Once helped dig out the floor of a shearing shed in outback New South Wales. We must have gone down nearly a foot before hitting dirt. By the end we were all covered in a muddy mix of sweat, dust, sand and powdered sheep shit, plus the place was full of ticks, annoyed spiders and you had to dodge the occasional snake.
Luckily we were next to a river, everyone went in fully clothed to wash off.

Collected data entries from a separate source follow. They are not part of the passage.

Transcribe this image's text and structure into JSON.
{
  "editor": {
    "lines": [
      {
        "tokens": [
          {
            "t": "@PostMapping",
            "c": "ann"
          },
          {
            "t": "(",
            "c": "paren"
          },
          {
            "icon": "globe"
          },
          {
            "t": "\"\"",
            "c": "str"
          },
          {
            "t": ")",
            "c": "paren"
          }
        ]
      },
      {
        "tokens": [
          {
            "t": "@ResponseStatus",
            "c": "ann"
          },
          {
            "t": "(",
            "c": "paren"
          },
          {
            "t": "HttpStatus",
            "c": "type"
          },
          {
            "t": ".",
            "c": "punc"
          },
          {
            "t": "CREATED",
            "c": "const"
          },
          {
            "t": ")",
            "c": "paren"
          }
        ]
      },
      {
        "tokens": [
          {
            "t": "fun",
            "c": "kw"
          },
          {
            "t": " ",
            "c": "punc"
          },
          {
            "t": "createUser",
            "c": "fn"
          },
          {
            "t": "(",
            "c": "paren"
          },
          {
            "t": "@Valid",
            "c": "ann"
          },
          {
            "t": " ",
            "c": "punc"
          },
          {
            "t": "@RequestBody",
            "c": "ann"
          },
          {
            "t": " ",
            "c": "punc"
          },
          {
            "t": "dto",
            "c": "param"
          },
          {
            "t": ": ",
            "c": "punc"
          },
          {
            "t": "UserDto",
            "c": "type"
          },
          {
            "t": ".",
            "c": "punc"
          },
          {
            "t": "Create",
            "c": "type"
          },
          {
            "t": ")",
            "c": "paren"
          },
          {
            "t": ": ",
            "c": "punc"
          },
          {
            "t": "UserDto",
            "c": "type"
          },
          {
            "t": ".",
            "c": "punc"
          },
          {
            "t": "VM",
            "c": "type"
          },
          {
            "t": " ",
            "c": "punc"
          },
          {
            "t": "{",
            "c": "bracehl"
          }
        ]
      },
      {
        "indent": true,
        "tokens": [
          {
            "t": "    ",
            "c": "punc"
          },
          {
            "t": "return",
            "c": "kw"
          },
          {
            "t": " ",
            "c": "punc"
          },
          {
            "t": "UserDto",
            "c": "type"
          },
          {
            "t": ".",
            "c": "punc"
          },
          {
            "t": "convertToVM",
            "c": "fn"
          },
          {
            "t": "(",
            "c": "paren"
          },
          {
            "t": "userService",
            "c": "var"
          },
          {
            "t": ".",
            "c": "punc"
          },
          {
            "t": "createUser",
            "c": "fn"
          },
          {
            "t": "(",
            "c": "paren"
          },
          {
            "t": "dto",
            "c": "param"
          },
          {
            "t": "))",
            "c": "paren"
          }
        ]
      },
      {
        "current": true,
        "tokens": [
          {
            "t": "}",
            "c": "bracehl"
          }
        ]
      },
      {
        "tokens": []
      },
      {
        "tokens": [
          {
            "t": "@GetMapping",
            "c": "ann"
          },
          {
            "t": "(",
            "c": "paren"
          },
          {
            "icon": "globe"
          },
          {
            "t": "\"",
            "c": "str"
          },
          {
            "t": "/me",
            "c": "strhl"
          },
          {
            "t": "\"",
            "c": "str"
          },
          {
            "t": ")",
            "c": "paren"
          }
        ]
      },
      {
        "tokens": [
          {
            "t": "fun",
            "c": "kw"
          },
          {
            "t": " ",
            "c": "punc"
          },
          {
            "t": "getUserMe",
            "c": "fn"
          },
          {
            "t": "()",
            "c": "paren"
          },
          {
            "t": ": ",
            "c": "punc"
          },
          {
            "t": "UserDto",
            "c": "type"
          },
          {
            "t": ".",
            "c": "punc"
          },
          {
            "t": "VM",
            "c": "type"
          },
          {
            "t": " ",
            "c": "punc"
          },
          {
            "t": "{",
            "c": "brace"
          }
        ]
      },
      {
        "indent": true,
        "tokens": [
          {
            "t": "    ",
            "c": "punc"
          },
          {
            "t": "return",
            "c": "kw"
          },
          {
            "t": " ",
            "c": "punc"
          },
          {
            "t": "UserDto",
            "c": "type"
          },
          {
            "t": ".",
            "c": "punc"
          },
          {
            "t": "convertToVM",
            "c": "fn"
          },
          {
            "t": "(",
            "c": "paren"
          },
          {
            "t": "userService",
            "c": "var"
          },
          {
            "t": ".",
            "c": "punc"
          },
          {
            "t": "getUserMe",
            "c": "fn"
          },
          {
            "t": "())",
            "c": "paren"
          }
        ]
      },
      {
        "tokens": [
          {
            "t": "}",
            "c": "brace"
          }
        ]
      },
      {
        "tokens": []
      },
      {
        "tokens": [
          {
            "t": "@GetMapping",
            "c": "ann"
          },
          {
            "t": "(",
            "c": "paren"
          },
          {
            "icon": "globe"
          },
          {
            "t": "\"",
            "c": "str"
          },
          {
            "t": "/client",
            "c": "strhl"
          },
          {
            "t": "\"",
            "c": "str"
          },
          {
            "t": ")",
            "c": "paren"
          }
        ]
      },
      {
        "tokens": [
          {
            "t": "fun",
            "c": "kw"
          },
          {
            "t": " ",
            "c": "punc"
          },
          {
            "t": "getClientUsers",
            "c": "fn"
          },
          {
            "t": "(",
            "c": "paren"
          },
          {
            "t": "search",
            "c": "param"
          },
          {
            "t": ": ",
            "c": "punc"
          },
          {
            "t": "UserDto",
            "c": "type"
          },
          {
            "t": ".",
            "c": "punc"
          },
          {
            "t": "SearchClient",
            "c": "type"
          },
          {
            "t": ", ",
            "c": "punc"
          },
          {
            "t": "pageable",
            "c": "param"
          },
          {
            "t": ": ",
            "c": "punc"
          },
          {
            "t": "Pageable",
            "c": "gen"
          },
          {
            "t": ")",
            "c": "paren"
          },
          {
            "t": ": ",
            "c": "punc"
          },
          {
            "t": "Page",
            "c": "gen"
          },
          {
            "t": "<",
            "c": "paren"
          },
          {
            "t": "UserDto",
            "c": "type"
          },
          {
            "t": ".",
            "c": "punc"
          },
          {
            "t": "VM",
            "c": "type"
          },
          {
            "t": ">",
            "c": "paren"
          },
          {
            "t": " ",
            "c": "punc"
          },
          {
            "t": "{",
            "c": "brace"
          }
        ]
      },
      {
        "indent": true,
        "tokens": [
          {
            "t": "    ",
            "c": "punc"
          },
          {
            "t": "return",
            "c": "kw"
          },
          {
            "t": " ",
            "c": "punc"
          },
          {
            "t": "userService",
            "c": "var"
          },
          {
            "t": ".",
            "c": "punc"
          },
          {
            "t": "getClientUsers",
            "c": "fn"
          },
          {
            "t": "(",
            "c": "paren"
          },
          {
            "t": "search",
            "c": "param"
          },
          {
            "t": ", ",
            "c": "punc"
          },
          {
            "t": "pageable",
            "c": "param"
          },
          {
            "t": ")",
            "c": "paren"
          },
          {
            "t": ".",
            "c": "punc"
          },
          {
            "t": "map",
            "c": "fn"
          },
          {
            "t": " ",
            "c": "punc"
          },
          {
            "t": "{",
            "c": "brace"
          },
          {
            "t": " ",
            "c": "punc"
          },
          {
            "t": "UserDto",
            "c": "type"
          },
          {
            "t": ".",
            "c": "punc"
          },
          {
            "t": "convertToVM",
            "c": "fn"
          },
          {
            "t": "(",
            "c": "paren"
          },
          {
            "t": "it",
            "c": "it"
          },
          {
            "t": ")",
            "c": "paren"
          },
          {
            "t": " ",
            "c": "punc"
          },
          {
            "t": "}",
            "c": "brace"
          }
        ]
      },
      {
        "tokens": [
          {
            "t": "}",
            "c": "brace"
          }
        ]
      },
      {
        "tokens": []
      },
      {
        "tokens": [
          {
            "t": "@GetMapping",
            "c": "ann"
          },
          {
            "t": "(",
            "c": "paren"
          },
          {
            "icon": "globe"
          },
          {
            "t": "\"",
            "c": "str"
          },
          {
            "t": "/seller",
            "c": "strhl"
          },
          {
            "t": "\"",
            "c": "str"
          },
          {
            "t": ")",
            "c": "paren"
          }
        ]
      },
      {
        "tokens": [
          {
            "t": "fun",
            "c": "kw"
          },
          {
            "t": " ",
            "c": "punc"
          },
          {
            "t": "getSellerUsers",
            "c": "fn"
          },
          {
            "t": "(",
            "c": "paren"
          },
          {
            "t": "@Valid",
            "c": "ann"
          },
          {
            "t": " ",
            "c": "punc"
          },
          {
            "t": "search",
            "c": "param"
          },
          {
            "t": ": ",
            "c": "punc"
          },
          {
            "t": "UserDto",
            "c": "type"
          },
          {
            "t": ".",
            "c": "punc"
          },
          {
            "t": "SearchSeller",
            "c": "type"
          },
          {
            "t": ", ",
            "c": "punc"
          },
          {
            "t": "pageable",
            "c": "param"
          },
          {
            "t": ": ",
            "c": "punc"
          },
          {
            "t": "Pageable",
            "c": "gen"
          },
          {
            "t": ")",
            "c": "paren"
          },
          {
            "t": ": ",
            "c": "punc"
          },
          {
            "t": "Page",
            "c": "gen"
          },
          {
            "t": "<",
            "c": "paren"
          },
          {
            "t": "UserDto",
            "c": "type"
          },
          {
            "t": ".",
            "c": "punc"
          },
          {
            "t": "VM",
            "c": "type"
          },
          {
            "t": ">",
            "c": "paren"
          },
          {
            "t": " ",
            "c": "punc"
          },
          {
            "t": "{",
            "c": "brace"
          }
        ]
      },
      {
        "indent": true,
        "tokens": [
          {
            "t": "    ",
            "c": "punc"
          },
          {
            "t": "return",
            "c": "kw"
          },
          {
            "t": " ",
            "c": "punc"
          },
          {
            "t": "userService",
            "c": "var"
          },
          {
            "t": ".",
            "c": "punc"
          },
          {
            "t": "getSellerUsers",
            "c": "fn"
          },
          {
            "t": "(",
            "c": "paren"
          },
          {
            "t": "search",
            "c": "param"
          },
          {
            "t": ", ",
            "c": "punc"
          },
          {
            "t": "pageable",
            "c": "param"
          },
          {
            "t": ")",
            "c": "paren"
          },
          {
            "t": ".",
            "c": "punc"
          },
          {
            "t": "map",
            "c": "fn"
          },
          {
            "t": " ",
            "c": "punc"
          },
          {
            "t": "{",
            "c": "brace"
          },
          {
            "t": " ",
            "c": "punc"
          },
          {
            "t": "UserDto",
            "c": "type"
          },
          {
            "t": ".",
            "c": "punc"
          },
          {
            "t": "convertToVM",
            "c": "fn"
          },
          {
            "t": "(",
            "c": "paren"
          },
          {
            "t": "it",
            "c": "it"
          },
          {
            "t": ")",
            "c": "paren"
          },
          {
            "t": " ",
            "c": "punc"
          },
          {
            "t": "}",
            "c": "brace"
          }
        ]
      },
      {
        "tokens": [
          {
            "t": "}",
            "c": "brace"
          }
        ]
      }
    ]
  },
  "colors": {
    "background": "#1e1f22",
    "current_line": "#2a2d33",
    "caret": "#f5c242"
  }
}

I may have mentioned this one before: my brother once found an old emu egg. This thing had been sitting around in the sun for so long it had gone from its natural dark green colour to a dirty white. For reasons still not clear to anyone else he decided he wanted to see what was inside. Rather than throwing it away to break it, he threw it straight up :eek: It landed right in front of him and sprayed him from his feet to his waist with a hellish mix of rotten egg and decayed emu chick slush.
Many years ago I was working as a respiratory therapist at Elko Generic Hospital. I was in the ICU tending to a patient we had recently weaned from the ventilator. He had to poop, and he was sick of using bed pans, so we offered up the bedside commode. His legs were very weak, so he needed two people just to get him off the bed. I offered to help the nurse – she was a good friend of mine and I had started medical work as an orderly, so I knew how to move people around. Jack, the hospital orderly and an old navy corpsman from way back, said “Don’t do it! Don’t do it!” But the patient was insistent (as insistent as an invalid can be) and the nurse wanted to try it too, so we got the guy under the arms and slid him to the edge of the bed, minding all his tubes and wires. I got hold of him from the front, and prepared to make one swift lift and pivot movement to get him on the commode. The second his ass cleared the bed he let loose with about 3 gallons of foul smelling liquid feces, soaking the front of my lab coat, pants, socks, and shoes. Jack was right. I shouldn’t of done it.
I’ve always heard that nurses, etc. are more grossed out by respiratory secretions than they are by, ahem, other discharges - most of the time, anyway. Maybe it’s because we all see poop pretty much every day, but most of us don’t regularly handle sputum, ours or anyone else’s.